Ein Same Gottes, eine Familie, die sich ausbreitet, nachdem der Same die trockene Erde durchbrochen hat; denn er musste meine Nutzlosigkeit durchbrechen, meine Unwirksamkeit; so viel brutalen Widerstand musste er brechen … Die Dinge Gottes beginnen so, fangen klein an. Sie kommen mit sanfter Gewalt und schaffen sich einen Weg unter Schmerzen und Entsagung. Der Stengel sprießt auf, nachdem der Same abgestorben ist, und dann kommen die Blüten, die in wunderbaren Farben blühen und berauschenden Duft verströmen, und schließlich die Früchte. Die Früchte seid ihr und eure Schwestern. Träumt. Ich bin sechsundsechzig Jahre alt, und die Träume sind Wirklichkeit geworden. Außerdem fühle ich mich nicht alt. Seht ihr, wie das Werk mit der Gnade und dem Segen Gottes, unter dem Schutz unserer gebenedeiten Mutter, den Durchbruch geschafft hat? Unter dem Schutz der heiligen Maria – Spes Nostra, Sedes Sapientiae, filios tuos adiuva! Stella Maris, Stella Orientis, wie ich sie so gerne nenne. Es ist herangereift und hat auf der ganzen Welt Blüten und Duft und reichliche Früchte hervorgebracht.
Aber ich beginne stets von neuem, meine Kinder. Ihr müsst für mich beten. Betet viel für mich. Ich bete für euch. Das wäre der Ausgleich, aber ein Ausgleich ist wenig. Ihr müsst mich aus kindlicher Liebe übertreffen, mir helfen und mich stützen. Ich brauche das. Betet für mich, dass ich vor Gott ein Kind und in der Arbeit stark bin. Ich bin alt und bald kommt die Nacht für mich. Betet, dass ich mit Freuden den endgültigen Ruf anzunehmen weiß, den Weg der Liebe, den ich erahne. Bittet, meine Lieben, dass ich es verstehe, die seligste Jungfrau wie ein Sohn zu lieben und – gleichfalls wie ein Sohn – die Größe des Herrn zu betrachten, meines Vaters, des Dreifaltigen und Einen Gottes.
Empfehlt mich meinem Schutzengel an, so wie ich dafür gesorgt habe, dass eure ersten Brüder und die Jungen vom heiligen Rafael für mich beteten, woran sich einige sicher erinnern werden.

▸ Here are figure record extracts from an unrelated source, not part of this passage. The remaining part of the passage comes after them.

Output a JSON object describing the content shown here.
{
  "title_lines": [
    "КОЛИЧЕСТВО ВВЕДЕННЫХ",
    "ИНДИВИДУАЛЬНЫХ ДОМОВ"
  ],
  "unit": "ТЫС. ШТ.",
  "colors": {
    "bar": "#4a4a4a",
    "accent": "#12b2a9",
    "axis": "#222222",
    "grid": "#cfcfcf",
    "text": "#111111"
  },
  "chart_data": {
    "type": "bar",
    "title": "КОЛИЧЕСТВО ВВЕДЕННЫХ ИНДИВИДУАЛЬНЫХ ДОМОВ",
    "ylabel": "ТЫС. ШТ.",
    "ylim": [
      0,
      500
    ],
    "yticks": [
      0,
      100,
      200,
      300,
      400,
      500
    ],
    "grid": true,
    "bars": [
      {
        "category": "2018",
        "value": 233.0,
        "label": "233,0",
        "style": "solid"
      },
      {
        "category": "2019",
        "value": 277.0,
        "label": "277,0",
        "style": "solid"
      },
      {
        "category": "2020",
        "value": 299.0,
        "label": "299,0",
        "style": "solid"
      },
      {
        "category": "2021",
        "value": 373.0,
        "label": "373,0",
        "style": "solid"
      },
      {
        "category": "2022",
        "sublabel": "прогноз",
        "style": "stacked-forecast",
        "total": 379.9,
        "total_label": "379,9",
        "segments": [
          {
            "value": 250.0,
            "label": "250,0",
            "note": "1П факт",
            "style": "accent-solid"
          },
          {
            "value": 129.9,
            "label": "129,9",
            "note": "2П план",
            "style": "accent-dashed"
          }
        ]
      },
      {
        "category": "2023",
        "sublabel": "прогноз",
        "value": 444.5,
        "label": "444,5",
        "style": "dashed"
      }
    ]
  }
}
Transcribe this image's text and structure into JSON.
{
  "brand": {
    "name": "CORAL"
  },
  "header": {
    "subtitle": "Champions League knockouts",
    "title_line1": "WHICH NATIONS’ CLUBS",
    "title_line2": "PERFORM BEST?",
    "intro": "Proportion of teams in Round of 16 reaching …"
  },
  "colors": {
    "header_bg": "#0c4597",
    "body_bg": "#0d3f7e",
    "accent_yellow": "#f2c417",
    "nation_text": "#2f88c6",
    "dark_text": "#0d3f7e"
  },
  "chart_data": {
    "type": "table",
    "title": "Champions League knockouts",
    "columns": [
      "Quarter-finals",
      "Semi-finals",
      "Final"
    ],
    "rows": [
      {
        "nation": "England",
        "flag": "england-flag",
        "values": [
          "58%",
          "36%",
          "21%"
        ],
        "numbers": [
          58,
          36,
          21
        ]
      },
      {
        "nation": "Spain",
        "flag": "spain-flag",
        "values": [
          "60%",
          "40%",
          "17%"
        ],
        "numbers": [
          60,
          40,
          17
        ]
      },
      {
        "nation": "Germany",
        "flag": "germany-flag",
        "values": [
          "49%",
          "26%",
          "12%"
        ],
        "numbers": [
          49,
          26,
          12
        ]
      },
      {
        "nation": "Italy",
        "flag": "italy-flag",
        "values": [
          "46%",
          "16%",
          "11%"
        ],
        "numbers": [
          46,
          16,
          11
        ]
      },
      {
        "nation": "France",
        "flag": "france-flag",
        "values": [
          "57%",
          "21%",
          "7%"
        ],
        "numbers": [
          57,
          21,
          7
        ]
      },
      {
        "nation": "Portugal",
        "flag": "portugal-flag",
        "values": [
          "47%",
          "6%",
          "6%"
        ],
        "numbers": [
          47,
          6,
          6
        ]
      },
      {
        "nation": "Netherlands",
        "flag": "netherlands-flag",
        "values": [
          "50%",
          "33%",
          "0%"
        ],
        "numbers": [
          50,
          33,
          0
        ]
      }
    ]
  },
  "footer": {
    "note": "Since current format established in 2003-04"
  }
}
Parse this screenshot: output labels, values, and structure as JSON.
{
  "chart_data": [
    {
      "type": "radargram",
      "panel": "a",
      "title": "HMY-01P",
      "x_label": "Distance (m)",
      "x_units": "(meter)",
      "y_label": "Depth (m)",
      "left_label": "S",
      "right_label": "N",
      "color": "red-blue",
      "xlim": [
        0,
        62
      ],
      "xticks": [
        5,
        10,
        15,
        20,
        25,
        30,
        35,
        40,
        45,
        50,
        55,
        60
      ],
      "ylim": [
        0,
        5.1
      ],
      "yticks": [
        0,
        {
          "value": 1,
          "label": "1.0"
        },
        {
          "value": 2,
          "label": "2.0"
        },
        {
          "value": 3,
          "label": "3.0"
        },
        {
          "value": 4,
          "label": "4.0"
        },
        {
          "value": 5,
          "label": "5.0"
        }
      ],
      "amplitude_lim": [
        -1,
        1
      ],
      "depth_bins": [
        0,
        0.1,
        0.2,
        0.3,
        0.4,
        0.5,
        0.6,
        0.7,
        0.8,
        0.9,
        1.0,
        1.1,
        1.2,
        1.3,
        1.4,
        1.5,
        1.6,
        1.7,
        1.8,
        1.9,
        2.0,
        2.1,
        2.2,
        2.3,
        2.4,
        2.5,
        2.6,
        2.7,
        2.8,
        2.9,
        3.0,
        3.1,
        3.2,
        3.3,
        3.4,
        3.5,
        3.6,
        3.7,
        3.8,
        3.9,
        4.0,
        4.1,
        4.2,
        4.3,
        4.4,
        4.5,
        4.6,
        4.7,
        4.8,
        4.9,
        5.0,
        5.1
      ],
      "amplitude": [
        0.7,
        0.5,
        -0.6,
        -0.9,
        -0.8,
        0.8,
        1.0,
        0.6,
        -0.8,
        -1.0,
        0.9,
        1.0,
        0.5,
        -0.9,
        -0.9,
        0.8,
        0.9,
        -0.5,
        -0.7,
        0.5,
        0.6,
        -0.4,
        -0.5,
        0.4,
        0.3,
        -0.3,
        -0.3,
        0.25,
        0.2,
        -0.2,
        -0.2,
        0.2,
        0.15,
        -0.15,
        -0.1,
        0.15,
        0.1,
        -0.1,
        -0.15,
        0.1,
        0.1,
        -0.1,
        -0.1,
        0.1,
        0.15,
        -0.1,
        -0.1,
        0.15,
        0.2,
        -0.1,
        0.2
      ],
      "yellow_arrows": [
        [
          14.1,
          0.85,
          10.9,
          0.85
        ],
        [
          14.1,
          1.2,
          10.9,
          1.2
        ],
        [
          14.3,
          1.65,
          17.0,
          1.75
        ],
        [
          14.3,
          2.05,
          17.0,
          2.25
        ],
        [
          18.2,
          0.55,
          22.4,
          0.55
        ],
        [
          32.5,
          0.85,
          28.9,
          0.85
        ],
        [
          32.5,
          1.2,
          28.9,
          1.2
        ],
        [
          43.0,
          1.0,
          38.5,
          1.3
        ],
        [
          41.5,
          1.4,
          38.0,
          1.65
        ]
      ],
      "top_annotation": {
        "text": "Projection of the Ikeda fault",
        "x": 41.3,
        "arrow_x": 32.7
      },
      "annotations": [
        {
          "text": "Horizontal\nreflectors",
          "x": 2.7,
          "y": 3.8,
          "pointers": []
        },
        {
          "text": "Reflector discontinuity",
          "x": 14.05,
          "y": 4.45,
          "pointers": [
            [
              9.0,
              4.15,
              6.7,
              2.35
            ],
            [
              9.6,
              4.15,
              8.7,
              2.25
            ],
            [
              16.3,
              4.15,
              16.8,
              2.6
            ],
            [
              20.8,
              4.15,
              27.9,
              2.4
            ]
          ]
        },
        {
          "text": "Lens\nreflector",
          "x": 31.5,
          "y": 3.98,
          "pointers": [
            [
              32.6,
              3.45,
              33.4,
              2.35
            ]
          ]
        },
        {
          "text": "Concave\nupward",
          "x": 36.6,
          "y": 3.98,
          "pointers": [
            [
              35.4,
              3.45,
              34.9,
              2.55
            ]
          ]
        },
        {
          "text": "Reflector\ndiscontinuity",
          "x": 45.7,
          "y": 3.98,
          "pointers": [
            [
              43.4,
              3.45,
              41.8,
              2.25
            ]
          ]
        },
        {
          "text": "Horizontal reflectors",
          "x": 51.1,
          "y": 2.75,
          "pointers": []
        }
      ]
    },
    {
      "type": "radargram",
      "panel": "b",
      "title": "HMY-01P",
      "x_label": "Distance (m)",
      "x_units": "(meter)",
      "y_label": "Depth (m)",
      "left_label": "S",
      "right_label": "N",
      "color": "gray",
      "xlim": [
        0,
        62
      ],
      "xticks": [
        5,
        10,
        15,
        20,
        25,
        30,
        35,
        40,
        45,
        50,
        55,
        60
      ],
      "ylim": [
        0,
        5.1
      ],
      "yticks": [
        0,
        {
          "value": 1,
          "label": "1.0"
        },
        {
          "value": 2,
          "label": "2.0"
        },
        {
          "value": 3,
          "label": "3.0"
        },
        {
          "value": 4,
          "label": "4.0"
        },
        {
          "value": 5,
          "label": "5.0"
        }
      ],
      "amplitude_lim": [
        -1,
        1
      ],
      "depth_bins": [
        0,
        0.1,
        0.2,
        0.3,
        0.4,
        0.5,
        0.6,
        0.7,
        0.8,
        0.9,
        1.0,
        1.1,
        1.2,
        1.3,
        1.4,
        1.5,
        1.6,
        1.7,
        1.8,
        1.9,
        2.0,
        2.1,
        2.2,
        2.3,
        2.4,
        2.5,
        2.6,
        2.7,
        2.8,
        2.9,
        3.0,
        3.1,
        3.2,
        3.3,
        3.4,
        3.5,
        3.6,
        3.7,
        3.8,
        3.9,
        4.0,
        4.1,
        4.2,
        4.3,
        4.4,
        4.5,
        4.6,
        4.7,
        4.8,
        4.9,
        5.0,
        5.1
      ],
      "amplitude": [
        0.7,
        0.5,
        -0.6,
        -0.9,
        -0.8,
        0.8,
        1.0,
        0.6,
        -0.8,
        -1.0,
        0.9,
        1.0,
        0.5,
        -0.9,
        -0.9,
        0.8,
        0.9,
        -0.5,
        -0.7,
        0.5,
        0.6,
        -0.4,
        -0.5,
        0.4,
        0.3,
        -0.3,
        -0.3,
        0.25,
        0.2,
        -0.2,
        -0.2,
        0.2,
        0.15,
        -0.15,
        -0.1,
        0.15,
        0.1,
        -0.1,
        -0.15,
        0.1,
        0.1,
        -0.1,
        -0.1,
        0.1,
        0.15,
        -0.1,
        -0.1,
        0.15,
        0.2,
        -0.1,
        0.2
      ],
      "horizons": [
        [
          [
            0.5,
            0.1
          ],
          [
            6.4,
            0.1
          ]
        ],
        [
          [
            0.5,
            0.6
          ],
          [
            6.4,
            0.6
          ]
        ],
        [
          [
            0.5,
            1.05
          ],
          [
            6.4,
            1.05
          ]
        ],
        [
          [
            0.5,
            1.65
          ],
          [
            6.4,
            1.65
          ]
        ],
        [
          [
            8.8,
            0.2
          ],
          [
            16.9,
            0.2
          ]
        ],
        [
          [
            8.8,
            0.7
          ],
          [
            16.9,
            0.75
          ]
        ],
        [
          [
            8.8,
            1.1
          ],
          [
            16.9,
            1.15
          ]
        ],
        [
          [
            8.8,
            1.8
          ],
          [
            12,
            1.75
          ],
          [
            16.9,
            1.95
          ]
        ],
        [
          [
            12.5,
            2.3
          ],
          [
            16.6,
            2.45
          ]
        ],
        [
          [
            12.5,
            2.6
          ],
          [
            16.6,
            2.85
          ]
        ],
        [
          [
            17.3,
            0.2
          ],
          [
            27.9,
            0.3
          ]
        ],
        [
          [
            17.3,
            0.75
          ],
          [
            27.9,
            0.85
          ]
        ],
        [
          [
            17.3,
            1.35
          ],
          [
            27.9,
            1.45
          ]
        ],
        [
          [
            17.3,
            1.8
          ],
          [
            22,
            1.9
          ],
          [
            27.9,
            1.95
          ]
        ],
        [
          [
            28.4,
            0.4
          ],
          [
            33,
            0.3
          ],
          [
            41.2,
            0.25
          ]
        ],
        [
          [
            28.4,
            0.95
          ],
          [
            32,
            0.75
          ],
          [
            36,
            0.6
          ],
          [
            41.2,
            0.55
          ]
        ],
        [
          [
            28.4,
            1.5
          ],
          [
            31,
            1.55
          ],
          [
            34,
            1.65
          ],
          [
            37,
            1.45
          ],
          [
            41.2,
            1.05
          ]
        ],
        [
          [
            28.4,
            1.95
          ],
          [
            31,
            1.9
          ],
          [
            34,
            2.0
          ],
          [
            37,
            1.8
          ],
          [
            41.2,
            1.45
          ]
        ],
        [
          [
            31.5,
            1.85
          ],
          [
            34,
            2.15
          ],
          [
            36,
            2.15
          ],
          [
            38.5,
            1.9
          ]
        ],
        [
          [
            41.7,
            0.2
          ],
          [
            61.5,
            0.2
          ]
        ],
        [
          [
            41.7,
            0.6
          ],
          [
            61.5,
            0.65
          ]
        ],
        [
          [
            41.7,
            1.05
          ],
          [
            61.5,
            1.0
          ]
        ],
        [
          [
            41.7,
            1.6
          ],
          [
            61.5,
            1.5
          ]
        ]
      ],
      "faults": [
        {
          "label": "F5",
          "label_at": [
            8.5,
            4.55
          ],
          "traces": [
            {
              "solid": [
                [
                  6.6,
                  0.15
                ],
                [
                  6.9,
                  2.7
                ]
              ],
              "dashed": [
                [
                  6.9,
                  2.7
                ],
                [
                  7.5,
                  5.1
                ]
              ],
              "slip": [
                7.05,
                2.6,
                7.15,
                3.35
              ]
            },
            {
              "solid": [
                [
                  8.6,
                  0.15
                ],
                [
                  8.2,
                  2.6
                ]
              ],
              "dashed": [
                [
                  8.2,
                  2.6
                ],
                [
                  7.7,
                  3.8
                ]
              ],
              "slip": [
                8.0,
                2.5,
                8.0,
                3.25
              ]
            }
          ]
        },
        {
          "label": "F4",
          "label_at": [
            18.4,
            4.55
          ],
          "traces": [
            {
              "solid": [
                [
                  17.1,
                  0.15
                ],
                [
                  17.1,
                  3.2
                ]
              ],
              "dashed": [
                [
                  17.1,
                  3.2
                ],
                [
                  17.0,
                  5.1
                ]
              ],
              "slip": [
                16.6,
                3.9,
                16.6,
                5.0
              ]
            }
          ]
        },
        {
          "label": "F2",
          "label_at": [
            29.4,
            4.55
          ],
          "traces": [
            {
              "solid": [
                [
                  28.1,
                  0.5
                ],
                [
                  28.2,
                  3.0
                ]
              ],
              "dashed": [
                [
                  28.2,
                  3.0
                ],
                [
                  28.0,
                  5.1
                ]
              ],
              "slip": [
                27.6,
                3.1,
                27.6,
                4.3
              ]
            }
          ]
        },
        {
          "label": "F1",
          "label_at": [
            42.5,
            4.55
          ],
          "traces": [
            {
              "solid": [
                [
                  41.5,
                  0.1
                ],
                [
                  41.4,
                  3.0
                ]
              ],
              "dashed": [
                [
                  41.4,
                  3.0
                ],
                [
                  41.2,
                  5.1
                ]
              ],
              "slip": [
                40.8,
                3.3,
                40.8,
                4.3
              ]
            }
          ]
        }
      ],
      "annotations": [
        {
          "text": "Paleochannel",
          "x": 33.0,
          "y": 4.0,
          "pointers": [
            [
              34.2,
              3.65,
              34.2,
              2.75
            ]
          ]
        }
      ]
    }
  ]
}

Da ich immer diesen gesegneten antiklerikalen Geist besessen habe – es ist ein Segen Gottes, die Priester und die Heilige Kirche zu lieben und dabei auf heilige Weise antiklerikal zu sein –, sagte ich ihnen: Geht auf der Straße nicht mit mir zusammen, grüßt mich nicht. Wenn ihr mich seht, betet für mich zu meinem Schutzengel. Und wenn ich in eine Straßenbahn einsteige, in der ihr seid, dann kommt nicht zu mir. Betet für mich.
Jetzt, mit sechsundsechzig Jahren, bereue ich das nicht, sondern gebe euch denselben Ratschlag. Empfehlt mich meinem Schutzengel an, damit er mir hilft, gut, treu und froh zu sein; damit ich, wenn die Zeit gekommen ist, von der Liebe Gottes des Vaters, Gottes des Sohnes, Gottes des Heiligen Geistes umarmt werden kann und von der Gottesmutter Maria.